Дон Флорестан, бывший весьма экзотической и живописной фигурой, известной лишь немногим мадридцам, неожиданно стал притчей во языцех и на несколько дней привлек к себе всеобщее внимание. Однажды ночью его нашли мертвым, с пробитой головой, у стены ипподрома на дороге, ведущей в Маудес и Чамартин. Газеты долго писали об этом происшествии.

По словам лакея с широкими лацканами, обычно сопровождавшего дона Флорестана, его хозяин вышел из дома после ужина, около половины одиннадцатого. Он приказал конюху запрячь белую лошадку в коляску, отправился на Реколетос и Ла-Кастельяну и несколько раз проехался там взад и вперед. Примерно в половине первого или без четверти час он остановился у памятника Изабелле Католической{306} на площади перед ипподромом, отдал вожжи лакею и сошел с козел.
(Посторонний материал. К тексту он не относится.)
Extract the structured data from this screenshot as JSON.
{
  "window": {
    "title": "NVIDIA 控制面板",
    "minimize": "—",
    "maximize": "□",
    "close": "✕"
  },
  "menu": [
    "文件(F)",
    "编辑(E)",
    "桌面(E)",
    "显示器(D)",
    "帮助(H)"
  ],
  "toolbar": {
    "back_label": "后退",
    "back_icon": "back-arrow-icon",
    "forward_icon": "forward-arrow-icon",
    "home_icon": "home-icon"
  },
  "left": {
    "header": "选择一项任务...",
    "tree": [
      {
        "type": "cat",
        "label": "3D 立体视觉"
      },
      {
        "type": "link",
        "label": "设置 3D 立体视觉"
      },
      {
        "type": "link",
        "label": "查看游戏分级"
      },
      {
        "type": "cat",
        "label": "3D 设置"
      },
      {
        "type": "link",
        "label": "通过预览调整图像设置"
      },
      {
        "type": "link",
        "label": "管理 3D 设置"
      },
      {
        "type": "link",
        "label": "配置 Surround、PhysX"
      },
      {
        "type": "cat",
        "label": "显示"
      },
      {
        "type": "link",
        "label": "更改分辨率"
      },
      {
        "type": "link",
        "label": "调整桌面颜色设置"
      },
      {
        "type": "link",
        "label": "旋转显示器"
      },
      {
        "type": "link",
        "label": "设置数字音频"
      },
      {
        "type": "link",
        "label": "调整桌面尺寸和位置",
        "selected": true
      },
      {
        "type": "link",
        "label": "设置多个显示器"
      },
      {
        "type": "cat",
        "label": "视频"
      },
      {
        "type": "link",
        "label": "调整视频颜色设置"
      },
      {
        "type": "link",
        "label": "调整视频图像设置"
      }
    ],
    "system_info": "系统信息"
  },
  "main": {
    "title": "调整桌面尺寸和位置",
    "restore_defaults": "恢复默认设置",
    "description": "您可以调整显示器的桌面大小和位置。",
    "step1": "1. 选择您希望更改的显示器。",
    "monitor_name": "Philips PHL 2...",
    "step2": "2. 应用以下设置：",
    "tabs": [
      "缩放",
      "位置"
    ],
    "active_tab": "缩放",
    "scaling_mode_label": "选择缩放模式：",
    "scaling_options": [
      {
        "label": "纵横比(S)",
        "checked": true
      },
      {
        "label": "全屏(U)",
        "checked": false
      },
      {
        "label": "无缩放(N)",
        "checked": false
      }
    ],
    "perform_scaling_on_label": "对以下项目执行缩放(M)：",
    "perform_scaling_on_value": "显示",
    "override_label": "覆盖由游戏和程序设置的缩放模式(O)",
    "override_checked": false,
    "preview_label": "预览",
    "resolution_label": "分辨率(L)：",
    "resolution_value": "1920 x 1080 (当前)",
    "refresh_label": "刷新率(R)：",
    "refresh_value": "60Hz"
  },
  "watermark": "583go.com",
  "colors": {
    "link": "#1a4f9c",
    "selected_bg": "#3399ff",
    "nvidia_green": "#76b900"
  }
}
— Я сейчас вернусь, — сказал он.

— Мне подождать здесь или покататься вокруг? — спросил лакей.

— Как хочешь. Я скоро буду.

Дон Флорестан направился к ограде ипподрома и свернул за угол направо, в сторону выставочного зала Паласио-де-лас-Эспосисьонес. Лакей ждал его, катаясь вокруг памятника Изабелле Католической; но время шло, а хозяин не возвращался. Долгое его отсутствие навело лакея на мысль о грабеже и убийстве. Он спрыгнул с козел, взял лошадь под уздцы, подошел к жандарму, который только что слез с конки, и рассказал ему об исчезновении своего хозяина.

— А почему вы сами не идете его искать?

— Не могу оставить экипаж: лошадка так и норовит удрать.

Жандарм поговорил с владельцем крошечного кафе на площади, который закрывал свое опустевшее заведение. Было уже половина второго. Блюститель порядка попросил его присмотреть за лошадью и коляской, а сам вместе с лакеем пошел вдоль ограды ипподрома по дороге на Чамартни-де-ла-Роса. Ночь была темная, хоть глаз выколи, только звезды светили. Мужчины прошли метров триста и, ничего не обнаружив, уже собирались повернуть назад, как вдруг лакею показалось, что на земле лежит какой-то темный предмет. Они подошли. Это был дон Флорестан. Полицейский и лакей попытались поднять его, но он был мертв, и труп его уже остыл. Тогда они поспешили на бульвар Ла-Кастельяна за помощью и вернулись к кафе.